Beaucoup d’Europes se sont cherchées depuis la naissance de cette légende. Celle qui se crée de nos jours explique les préoccupations que vous avez notamment exprimées dans une interview à Politique internationale. Les diasporas successives qu’a connues la Grèce, pays d’émigration puis d’immigration, directement concernée par la dislocation du bloc soviétique et l’éclatement de la Yougoslavie, tout cela paraît bien dans une perspective européenne au cœur de votre action politique. Vous pensez aussi que le projet d’Union pour la Méditerranée « correspond pleinement aux priorités de la Grèce. » N’y a-t-il pas une Union baltique qui ne nuit pas à l’Union européenne ? Et puis vous dites si bien qu’il existe aussi des relations étroites entre la Grèce – et les Grecs – et le continent africain. Les académiciens qui s’honorent d’être membres associés de l’Académie d’Athènes, comme Sir Basil Markesinis, trouvent dans la séance solennelle de ce jour l’occasion précieuse de se rappeler ce qui est dû aux dialogues qui se déroulaient, il y a si longtemps, dans le Jardin d’Academos, la première école de philosophie de l’histoire.

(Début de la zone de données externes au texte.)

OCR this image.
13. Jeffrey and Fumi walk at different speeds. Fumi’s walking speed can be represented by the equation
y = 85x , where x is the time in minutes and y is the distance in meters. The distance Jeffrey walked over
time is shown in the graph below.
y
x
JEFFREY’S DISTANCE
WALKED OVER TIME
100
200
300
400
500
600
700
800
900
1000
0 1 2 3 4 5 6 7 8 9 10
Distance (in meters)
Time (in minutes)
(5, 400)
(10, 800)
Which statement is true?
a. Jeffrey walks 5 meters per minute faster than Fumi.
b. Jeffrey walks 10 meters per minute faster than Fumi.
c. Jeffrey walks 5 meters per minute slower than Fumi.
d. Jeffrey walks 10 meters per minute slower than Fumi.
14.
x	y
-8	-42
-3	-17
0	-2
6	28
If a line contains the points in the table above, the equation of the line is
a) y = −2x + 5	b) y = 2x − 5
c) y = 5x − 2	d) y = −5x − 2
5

C’est à la littérature que je reviens pour conclure en m’inspirant de l’un de vos deux grands poètes couronnés par le prix Nobel, Séféris, Elytis – ce pseudonyme inspiré d’Éluard. À vrai dire, c’est à la prose du premier que je fais un emprunt. La Grèce est « un petit pays, mais sa tradition est immense. Ce qui la caractérise, c’est qu’elle s’est transmise à nous sans interruption. La langue grecque n’a jamais cessé d’être parlée… Ce qui caractérise encore cette tradition, c’est l’amour de l’humain ; la justice est sa règle … Mais tradition ne signifie pas habitude. Elle intéresse au contraire par la faculté de pouvoir rompre l’habitude ; c’est par cela qu’elle prouve sa force de vie ». Extrait de la conférence donnée à l’Académie suédoise en 1963 par Georges Séféris.

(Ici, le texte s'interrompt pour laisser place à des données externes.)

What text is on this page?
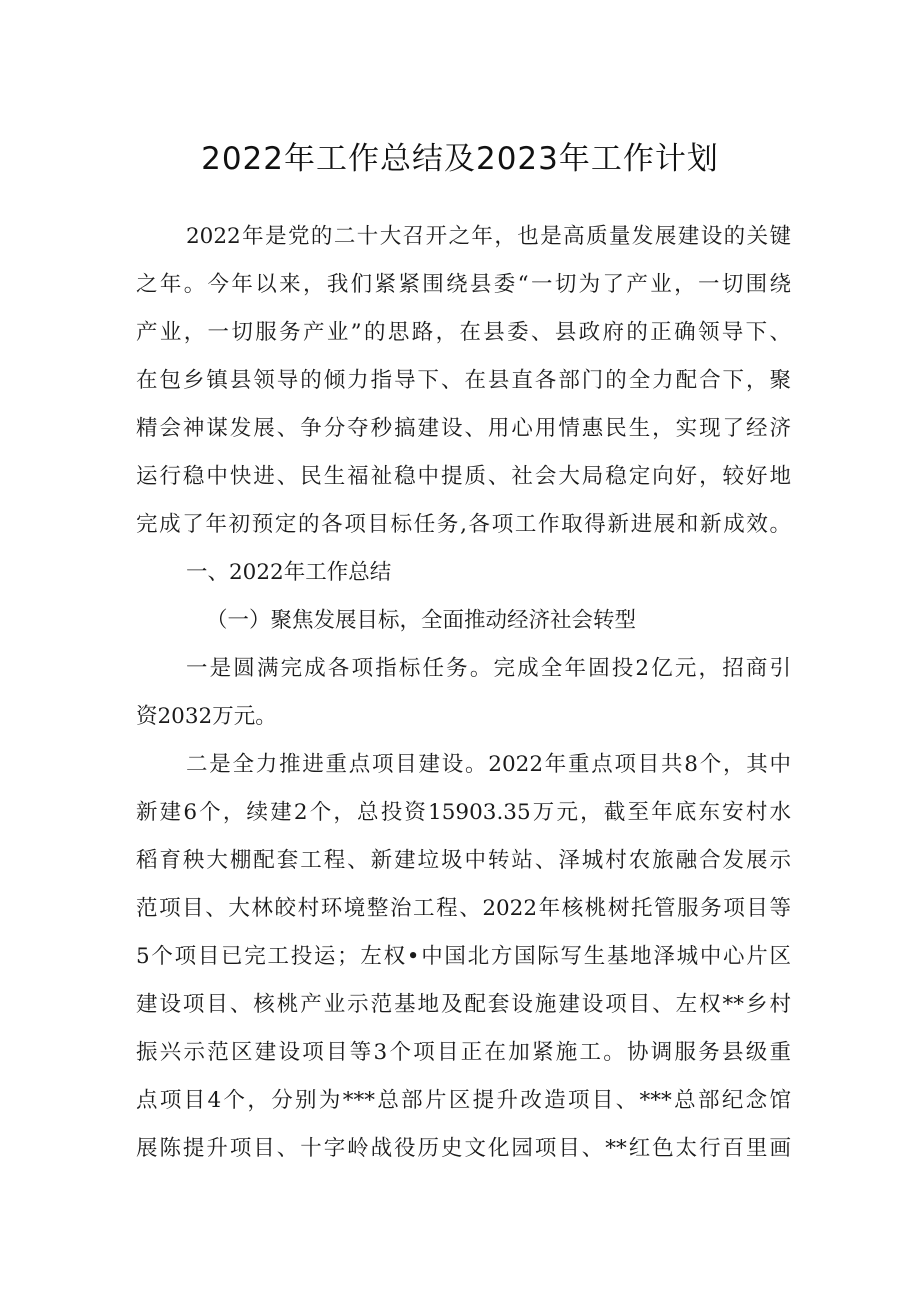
2022年工作总结及2023年工作计划

2022年是党的二十大召开之年，也是高质量发展建设的关键

之年。今年以来，我们紧紧围绕县委“一切为了产业，一切围绕

产业，一切服务产业”的思路，在县委、县政府的正确领导下、

在包乡镇县领导的倾力指导下、在县直各部门的全力配合下，聚

精会神谋发展、争分夺秒搞建设、用心用情惠民生，实现了经济

运行稳中快进、民生福祉稳中提质、社会大局稳定向好，较好地

完成了年初预定的各项目标任务,各项工作取得新进展和新成效。

一、2022年工作总结

（一）聚焦发展目标，全面推动经济社会转型

一是圆满完成各项指标任务。完成全年固投2亿元，招商引

资2032万元。

二是全力推进重点项目建设。2022年重点项目共8个，其中

新建6个，续建2个，总投资15903.35万元，截至年底东安村水

稻育秧大棚配套工程、新建垃圾中转站、泽城村农旅融合发展示

范项目、大林皎村环境整治工程、2022年核桃树托管服务项目等

5个项目已完工投运；左权•中国北方国际写生基地泽城中心片区

建设项目、核桃产业示范基地及配套设施建设项目、左权**乡村

振兴示范区建设项目等3个项目正在加紧施工。协调服务县级重

点项目4个，分别为***总部片区提升改造项目、***总部纪念馆

展陈提升项目、十字岭战役历史文化园项目、**红色太行百里画
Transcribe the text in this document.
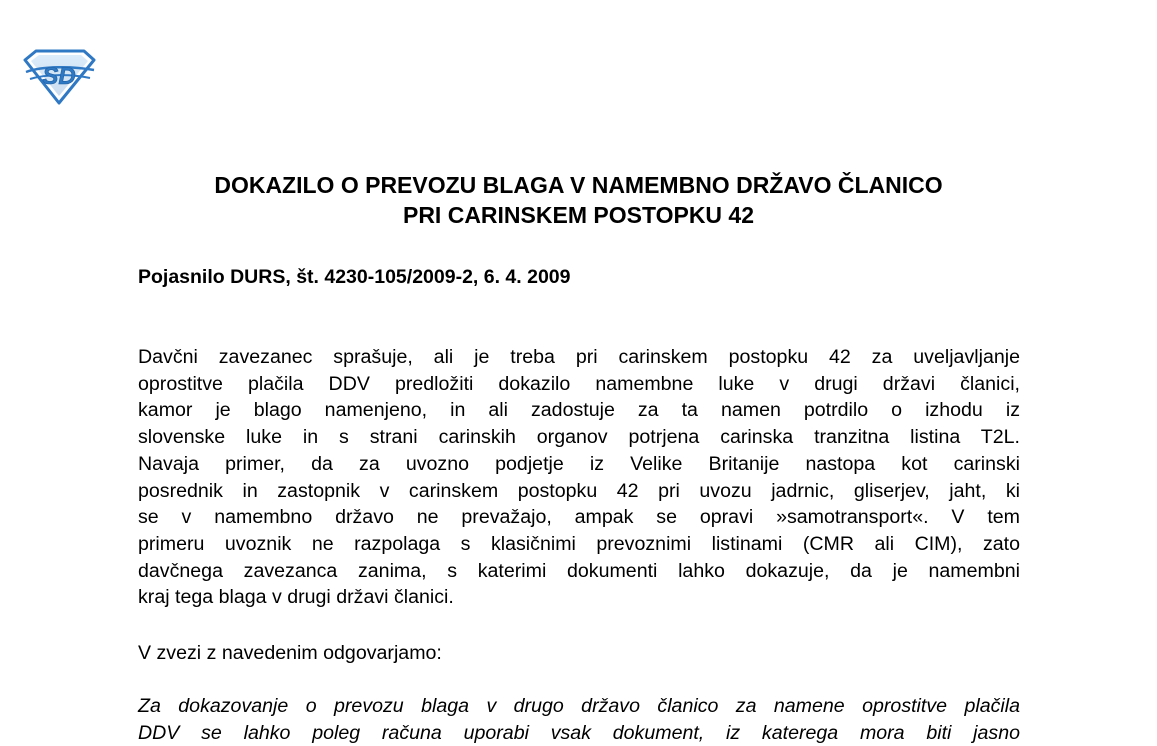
SD
DOKAZILO O PREVOZU BLAGA V NAMEMBNO DRŽAVO ČLANICO
PRI CARINSKEM POSTOPKU 42
Pojasnilo DURS, št. 4230-105/2009-2, 6. 4. 2009
Davčni zavezanec sprašuje, ali je treba pri carinskem postopku 42 za uveljavljanje
oprostitve plačila DDV predložiti dokazilo namembne luke v drugi državi članici,
kamor je blago namenjeno, in ali zadostuje za ta namen potrdilo o izhodu iz
slovenske luke in s strani carinskih organov potrjena carinska tranzitna listina T2L.
Navaja primer, da za uvozno podjetje iz Velike Britanije nastopa kot carinski
posrednik in zastopnik v carinskem postopku 42 pri uvozu jadrnic, gliserjev, jaht, ki
se v namembno državo ne prevažajo, ampak se opravi »samotransport«. V tem
primeru uvoznik ne razpolaga s klasičnimi prevoznimi listinami (CMR ali CIM), zato
davčnega zavezanca zanima, s katerimi dokumenti lahko dokazuje, da je namembni
kraj tega blaga v drugi državi članici.
V zvezi z navedenim odgovarjamo:
Za dokazovanje o prevozu blaga v drugo državo članico za namene oprostitve plačila
DDV se lahko poleg računa uporabi vsak dokument, iz katerega mora biti jasno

Une transmission ininterrompue, écrit Séféris. C’est bien pourquoi il ne faut pas se contenter du proche passé ou de l’extrême, voire ancien passé, même s’il nous enseigne par la Politique d’Aristote que la loi est une intelligence sans passion, alors qu’il peut lui arriver de devenir une passion sans intelligence.
C’est aussi du moyen passé, du Moyen Âge qu’il s’agit. Généralement, l’on pense que l’Occident a découvert le savoir grec à cette époque, grâce aux traductions arabes. Idée contestée à la lumière des recherches historiques les plus récentes montrant que l’Europe a toujours maintenu avec le monde grec, le Mont Saint Michel étant alors le centre d’un travail de traduction des textes d’Aristote, une relation directe . C’est à partir de cette analyse innovante et même révolutionnaire qu’il y a lieu, surtout aujourd’hui, de parler des racines grecques de l’Europe chrétienne.
Votre présence, ici même, nous le montre bien. Raison de plus pour joindre nos remerciements à nos félicitations unanimes.
Vos amis ont pris l’initiative de vous offrir votre épée d’académicienne. Je suis heureux de vous la remettre. Elle est l’arme de la Justice, accompagnée d’une balance. Mais Napoléon, à Sainte Hélène, nous a laissé un message inoubliable : « l’esprit finit toujours par triompher de l’épée ».